Actual game concept art. (JP version)

Players control Spot, the red spot in the 7-Up logo, in a generic side-scroller where the goal is to complete the enemy-filled stage before the time runs out. Spot can throw carbonated bubbles to kill his foes – which include crabs, frogs, and Stuart Little – all the while collecting plain (that is to say, comparatively uncool) red spots scattered throughout the stage. If players collect enough spots, they can go to a bonus stage to win a free continue by collecting various letters which, combined, spell the word Virgin – another typical Nineties Kid trait.

How could ladies resist the straight-jacket pose?

For its time, the graphics and animations were actually quite well-done, which is no surprise since the developer was 16-bit-genius Virgin Interactive, previously responsible for the amazing Genesis Disney’s Aladdin game.
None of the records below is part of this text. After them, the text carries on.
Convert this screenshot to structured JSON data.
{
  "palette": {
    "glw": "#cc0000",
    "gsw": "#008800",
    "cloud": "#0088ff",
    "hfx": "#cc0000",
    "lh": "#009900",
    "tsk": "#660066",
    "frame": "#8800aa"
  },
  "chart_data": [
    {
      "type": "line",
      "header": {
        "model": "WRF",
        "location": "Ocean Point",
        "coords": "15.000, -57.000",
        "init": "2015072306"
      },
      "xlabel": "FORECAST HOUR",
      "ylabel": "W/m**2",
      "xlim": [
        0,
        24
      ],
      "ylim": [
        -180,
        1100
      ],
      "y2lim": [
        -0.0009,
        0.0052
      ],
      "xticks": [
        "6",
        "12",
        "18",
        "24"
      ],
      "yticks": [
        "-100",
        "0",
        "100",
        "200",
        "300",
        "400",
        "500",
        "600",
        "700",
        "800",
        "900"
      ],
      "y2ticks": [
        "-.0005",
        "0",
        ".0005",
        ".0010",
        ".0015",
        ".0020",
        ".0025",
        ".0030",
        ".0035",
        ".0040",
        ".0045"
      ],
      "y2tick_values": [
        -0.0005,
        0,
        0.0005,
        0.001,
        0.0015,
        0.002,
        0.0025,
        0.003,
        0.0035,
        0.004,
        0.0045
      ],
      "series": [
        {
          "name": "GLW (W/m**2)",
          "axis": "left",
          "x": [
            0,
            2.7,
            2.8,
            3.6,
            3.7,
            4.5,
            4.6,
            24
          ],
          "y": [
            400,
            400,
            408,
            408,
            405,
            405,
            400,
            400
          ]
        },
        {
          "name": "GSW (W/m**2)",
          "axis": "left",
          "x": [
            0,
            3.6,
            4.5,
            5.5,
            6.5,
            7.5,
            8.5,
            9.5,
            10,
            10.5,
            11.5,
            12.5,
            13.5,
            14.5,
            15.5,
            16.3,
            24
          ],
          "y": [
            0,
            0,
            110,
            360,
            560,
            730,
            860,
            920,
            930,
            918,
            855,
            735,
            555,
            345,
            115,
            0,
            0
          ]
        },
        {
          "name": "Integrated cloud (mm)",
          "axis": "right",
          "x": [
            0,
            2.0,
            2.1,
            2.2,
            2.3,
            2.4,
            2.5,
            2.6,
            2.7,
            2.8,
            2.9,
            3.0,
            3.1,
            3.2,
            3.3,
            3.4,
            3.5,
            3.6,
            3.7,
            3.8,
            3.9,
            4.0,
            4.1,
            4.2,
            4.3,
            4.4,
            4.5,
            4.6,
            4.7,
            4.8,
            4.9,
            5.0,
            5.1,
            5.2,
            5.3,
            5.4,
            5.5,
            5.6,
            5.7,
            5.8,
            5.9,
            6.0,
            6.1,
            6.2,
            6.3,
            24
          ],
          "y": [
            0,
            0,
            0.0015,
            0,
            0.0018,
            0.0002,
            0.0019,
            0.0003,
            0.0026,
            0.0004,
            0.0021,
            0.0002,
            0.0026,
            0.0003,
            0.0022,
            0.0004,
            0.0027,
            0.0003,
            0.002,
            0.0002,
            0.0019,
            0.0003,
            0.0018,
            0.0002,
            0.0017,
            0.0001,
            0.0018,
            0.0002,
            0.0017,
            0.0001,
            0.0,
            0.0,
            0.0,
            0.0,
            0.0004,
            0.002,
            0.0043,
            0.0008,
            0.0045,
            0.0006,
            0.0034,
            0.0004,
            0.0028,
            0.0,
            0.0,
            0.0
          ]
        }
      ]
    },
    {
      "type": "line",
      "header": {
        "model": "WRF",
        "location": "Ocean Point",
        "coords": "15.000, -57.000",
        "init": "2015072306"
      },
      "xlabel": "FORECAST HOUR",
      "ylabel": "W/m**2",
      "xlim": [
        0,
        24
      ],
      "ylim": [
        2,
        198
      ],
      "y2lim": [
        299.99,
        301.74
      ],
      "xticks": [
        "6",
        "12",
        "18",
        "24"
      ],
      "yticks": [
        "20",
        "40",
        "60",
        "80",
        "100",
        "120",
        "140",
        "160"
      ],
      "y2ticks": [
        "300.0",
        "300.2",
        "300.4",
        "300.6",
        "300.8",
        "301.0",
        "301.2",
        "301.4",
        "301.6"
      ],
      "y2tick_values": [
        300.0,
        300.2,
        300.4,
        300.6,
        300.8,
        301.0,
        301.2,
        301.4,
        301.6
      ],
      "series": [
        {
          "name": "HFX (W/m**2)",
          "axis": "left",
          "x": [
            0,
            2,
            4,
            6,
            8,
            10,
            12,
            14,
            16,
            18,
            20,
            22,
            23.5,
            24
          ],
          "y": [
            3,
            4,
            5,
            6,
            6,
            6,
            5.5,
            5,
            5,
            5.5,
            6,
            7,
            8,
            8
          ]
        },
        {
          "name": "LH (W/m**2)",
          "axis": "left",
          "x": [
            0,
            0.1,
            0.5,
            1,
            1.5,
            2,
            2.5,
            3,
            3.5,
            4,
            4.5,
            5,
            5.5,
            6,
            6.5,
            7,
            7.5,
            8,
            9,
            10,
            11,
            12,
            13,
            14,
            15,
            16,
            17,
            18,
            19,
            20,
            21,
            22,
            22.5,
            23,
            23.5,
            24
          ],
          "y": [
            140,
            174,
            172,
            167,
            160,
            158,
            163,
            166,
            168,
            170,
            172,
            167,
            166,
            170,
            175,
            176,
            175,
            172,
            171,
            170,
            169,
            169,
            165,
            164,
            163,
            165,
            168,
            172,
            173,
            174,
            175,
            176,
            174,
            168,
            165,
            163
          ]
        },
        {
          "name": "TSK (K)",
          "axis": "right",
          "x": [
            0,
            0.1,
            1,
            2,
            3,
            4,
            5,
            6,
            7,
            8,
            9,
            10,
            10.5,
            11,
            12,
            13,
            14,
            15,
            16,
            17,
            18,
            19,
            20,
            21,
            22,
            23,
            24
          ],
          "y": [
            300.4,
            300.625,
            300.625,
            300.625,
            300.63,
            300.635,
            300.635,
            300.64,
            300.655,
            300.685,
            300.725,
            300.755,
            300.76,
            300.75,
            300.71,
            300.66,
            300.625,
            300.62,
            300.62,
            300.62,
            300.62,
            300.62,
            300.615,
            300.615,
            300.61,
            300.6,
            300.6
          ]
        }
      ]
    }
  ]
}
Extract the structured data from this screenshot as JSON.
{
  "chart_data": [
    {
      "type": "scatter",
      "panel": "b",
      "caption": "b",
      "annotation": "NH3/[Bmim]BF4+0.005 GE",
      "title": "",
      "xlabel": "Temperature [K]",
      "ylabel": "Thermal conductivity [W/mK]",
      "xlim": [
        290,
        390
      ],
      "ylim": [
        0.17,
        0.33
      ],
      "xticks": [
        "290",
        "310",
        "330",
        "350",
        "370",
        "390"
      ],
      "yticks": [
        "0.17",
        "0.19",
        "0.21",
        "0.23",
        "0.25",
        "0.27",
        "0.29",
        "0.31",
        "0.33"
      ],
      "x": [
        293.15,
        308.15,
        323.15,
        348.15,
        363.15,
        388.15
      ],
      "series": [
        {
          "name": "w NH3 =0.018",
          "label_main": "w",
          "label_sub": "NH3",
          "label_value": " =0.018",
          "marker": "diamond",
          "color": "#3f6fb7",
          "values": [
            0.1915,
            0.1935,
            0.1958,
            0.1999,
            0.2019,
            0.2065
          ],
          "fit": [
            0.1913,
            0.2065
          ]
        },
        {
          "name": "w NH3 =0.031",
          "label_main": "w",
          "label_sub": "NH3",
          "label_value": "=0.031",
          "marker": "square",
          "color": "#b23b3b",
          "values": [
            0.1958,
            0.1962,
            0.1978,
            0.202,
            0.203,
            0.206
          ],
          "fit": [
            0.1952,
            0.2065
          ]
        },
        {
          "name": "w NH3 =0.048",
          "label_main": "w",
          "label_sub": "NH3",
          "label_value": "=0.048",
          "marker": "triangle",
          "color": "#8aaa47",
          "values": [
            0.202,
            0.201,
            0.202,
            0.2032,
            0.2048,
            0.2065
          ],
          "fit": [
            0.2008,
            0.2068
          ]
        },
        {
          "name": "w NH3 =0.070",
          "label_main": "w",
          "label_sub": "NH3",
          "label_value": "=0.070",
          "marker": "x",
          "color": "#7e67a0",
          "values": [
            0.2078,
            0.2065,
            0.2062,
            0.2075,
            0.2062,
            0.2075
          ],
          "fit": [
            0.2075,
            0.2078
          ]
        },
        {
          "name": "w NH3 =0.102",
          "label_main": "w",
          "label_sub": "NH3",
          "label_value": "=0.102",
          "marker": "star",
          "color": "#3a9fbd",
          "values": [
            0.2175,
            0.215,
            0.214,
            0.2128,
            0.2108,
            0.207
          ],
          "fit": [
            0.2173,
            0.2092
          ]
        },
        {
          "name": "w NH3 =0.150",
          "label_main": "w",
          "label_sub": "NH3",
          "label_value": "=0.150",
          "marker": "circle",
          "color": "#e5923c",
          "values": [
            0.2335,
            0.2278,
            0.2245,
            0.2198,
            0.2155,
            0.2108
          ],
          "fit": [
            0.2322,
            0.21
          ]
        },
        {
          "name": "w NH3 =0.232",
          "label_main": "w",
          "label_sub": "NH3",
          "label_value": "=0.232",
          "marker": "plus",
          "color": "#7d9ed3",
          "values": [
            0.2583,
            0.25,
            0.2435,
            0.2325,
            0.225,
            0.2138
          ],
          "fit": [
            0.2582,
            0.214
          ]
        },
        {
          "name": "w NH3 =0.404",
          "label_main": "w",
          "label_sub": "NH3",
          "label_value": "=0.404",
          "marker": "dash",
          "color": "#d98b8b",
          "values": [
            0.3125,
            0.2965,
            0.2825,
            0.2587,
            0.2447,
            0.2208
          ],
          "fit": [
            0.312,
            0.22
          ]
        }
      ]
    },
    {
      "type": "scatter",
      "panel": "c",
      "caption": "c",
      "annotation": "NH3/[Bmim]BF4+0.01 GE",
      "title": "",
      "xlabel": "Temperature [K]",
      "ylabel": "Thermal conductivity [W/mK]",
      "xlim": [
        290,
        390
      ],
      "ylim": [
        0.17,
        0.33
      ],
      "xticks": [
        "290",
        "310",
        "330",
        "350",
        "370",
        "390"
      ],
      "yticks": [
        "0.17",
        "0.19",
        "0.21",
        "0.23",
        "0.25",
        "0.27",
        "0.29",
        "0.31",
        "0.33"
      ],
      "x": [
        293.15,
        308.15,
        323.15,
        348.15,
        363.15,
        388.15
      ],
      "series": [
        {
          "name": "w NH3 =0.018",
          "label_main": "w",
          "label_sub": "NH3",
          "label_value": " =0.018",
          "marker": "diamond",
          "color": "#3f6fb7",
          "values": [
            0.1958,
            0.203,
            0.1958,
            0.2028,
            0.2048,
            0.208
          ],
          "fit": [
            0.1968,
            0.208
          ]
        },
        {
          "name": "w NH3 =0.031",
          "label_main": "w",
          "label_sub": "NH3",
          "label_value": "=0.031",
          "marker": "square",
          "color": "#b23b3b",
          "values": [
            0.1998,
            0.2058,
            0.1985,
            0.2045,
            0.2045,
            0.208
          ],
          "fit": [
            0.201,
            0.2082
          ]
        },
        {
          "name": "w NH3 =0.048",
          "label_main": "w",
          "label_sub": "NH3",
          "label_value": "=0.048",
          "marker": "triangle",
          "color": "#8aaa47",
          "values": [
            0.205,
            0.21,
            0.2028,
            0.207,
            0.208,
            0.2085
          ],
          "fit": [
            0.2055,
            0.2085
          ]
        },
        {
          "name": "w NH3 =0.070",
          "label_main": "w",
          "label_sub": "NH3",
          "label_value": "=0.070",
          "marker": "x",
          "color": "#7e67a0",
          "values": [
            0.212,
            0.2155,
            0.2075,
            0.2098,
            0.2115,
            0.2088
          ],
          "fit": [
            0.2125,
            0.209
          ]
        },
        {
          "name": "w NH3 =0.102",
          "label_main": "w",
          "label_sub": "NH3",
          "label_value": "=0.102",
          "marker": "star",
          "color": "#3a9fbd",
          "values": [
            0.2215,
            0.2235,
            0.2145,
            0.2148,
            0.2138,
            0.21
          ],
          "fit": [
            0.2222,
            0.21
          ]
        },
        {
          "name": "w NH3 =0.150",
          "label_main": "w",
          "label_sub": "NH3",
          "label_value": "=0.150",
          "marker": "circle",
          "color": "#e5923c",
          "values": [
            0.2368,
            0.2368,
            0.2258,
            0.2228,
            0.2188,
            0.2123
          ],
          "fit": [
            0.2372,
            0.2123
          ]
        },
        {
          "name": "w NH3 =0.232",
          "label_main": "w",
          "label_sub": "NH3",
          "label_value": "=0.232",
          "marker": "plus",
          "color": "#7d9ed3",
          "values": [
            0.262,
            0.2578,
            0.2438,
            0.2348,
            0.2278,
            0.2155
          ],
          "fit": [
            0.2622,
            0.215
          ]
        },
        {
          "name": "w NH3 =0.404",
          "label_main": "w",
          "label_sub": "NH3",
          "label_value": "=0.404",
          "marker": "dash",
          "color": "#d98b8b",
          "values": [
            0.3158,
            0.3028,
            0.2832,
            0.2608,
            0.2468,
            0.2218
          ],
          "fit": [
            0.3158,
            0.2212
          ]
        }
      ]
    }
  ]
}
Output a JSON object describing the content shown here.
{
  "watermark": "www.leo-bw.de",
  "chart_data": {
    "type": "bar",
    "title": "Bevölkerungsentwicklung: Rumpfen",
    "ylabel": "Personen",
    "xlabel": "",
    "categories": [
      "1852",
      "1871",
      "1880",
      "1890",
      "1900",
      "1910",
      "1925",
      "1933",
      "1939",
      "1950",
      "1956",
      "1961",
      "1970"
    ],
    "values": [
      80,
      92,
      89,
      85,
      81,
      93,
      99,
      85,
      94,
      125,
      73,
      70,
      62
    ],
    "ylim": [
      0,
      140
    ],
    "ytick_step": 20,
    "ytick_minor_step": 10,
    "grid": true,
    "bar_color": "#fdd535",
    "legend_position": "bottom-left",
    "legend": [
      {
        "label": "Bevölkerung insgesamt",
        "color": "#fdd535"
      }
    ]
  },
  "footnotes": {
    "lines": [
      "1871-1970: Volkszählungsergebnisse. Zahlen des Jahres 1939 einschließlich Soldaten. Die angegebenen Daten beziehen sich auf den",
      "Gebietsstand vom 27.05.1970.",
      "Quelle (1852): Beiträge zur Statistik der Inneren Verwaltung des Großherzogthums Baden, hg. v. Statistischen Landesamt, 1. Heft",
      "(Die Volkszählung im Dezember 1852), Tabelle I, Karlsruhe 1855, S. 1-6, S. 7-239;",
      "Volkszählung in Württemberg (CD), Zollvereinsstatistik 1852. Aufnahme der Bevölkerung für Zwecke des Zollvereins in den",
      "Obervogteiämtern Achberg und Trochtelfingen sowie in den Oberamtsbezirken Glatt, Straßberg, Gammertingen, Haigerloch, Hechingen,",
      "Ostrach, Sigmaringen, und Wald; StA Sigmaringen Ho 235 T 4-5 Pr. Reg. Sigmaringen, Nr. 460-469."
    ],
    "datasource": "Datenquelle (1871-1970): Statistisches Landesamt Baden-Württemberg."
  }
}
They also made the violence-free SNES version, but who cares about that? It’s not cool. It’s not all that, nor is it the bomb.

But the one thing that is definitely an all-that-cool-bomb is Cool Spot’s stage design. Just take a look at the boxart’s description:

Shoot the curl, get loco on a runaway train, and whip through a stomach-dropping rollercoaster ride in a carbonated quest to chill out your foes!

I… don’t know what any of that means. Never change, Nineties.